Happiness hack alert! If you need a mood boost, just remember this: pizza > not-pizza.
File this under “things we probably don’t need science to verify.” Eating pizza makes you happy.
Well, obviously. The act of burning the roof of your mouth on a too-hot piece of pizza because you literally can’t hold yourself back is probably the closest thing to a universal human experience that exists.
But a recent study published in the Journal of Neuroscience has found that the amount of pleasure you get from eating super delicious foods is more complex than we previously understood.

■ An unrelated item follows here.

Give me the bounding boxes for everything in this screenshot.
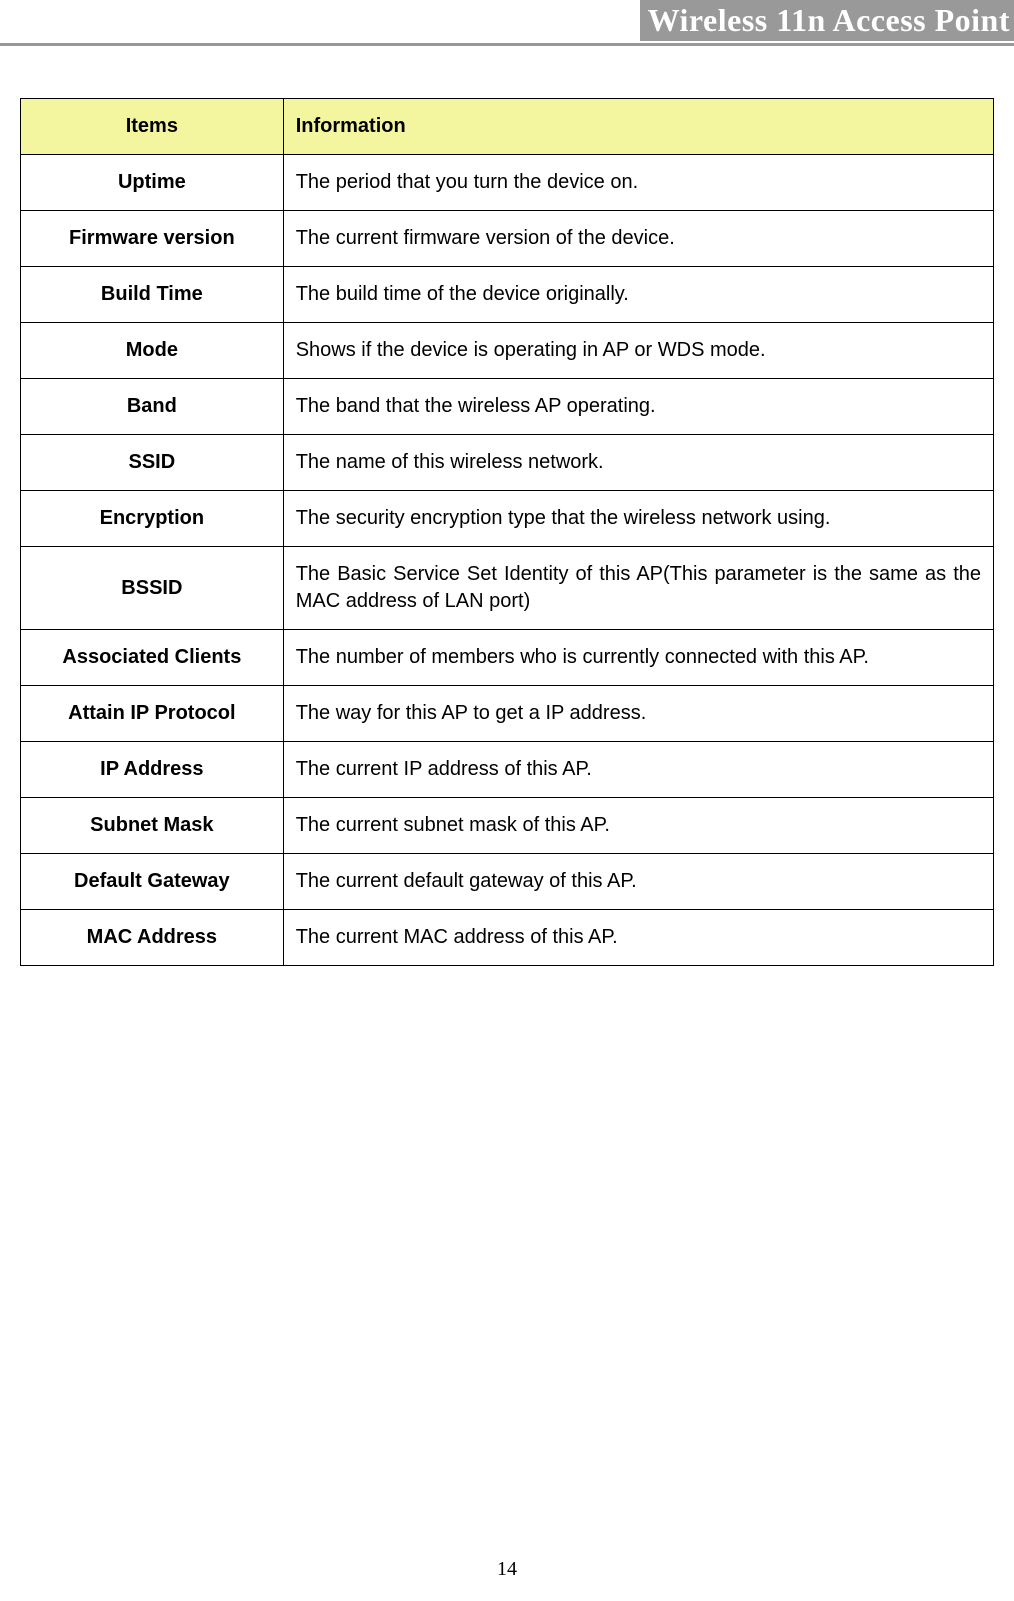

Finnish researchers studied 10 men who fasted overnight and were injected with a radioactive compound that binds to opioid receptors in the brain. The men were then given pizza to break their fast, and their brains were scanned as they ate. The scan was then repeated with a not-delicious liquid meal that had the same amount of calories as the pizza.
Both meals triggered a release of opioids, and the liquid meal actually produced moreendorphins. But only the pizza led to an increase in actually pleasant feelings.
The takeaway for the researchers was that the release of opioids in the brain may be independent of the pleasurable feelings associated with delivering bread and melted cheese to your pie hole.
That happiness, in other words, is coming from somewhere other than the opioid release the general act of eating gives us. But the takeaway (ahem) for you, dear reader? Call up your favorite pizza place and get some takeaway.